CONSELHO PROFISSIONAL
Fabricante de cerveja em SC não precisa contratar químico responsável para operar

Divulgação Sindibebidas

As empresas filiadas ao Sindicato das Indústrias de Cerveja, Bebida em Geral e do Fumo de Blumenau (Sindibebidas) obtiveram na Justiça Federal de Santa Catarina sentença que as isenta de manter inscrição no Conselho Regional de Química da 13ª Região (CRQ-13).

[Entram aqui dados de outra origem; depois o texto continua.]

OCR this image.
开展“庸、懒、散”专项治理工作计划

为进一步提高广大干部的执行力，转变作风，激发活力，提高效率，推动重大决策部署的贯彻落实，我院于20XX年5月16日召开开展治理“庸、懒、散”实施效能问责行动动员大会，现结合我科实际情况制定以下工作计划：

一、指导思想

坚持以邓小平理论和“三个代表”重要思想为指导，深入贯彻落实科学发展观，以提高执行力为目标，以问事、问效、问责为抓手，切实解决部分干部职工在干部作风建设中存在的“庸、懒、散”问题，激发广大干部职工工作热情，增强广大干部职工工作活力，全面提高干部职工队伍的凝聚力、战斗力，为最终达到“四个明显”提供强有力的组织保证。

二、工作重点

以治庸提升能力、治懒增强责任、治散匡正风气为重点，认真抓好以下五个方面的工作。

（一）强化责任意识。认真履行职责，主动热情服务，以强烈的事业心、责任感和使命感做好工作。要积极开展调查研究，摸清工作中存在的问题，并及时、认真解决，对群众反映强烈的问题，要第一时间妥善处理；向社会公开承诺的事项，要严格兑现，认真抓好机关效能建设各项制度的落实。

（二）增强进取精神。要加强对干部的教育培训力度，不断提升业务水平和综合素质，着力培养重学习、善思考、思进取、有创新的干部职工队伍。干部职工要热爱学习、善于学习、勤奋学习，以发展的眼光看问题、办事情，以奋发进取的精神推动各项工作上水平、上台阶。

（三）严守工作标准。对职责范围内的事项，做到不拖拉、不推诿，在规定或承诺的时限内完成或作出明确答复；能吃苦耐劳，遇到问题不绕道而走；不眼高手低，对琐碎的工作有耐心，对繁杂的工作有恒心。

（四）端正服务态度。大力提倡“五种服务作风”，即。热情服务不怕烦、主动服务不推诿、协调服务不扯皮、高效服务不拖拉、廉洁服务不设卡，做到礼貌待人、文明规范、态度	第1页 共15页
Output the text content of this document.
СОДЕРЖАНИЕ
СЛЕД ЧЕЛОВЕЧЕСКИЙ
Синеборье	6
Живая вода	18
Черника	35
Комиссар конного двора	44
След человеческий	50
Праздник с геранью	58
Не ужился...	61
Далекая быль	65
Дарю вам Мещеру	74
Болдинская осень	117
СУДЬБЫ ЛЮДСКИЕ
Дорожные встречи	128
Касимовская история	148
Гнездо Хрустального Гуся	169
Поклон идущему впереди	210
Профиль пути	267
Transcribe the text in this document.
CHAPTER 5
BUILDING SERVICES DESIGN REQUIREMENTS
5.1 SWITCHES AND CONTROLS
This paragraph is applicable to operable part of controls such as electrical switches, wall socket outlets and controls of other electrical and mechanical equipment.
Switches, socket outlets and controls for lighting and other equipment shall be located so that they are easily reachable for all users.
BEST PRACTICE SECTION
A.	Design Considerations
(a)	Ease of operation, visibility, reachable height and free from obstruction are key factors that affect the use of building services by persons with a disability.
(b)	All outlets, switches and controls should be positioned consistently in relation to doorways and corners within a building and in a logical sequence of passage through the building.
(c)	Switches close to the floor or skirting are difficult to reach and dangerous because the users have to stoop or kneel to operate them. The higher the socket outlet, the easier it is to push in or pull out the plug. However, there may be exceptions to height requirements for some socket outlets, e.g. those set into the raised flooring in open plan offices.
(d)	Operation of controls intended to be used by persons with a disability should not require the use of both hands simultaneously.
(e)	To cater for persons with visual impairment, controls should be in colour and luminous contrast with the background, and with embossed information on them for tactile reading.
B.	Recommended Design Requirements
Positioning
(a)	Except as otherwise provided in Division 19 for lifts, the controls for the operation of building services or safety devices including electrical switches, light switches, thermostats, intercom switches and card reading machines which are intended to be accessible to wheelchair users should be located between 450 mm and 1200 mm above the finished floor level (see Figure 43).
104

A 5ª Vara Federal de Blumenau considerou que a exigência deve ter relação com a atividade básica da indústria, seguindo entendimento firmado por vários tribunais. Noutras palavras, as empresas filiadas ao Sindicato, por não se enquadrarem nas exigências, não precisam manter registro no CRQ-13, pagar anuidades ou contratar profissional responsável.

O juízo citou o artigo 335 da Consolidação das Leis do Trabalho (CLT), que define a obrigatoriedade de contratação de químico nos seguintes termos: a) fabrico de produtos químicos; b) manutenção de laboratório de controle químico; e c) de fabrico de produtos industriais obtidos por meio de reações químicas dirigidas, tais como: cimento, açúcar e álcool, vidro, curtume, massas plásticas artificiais, explosivos, derivados de carvão ou de petróleo, refinação de óleos vegetais ou minerais, sabão, celulose e derivados.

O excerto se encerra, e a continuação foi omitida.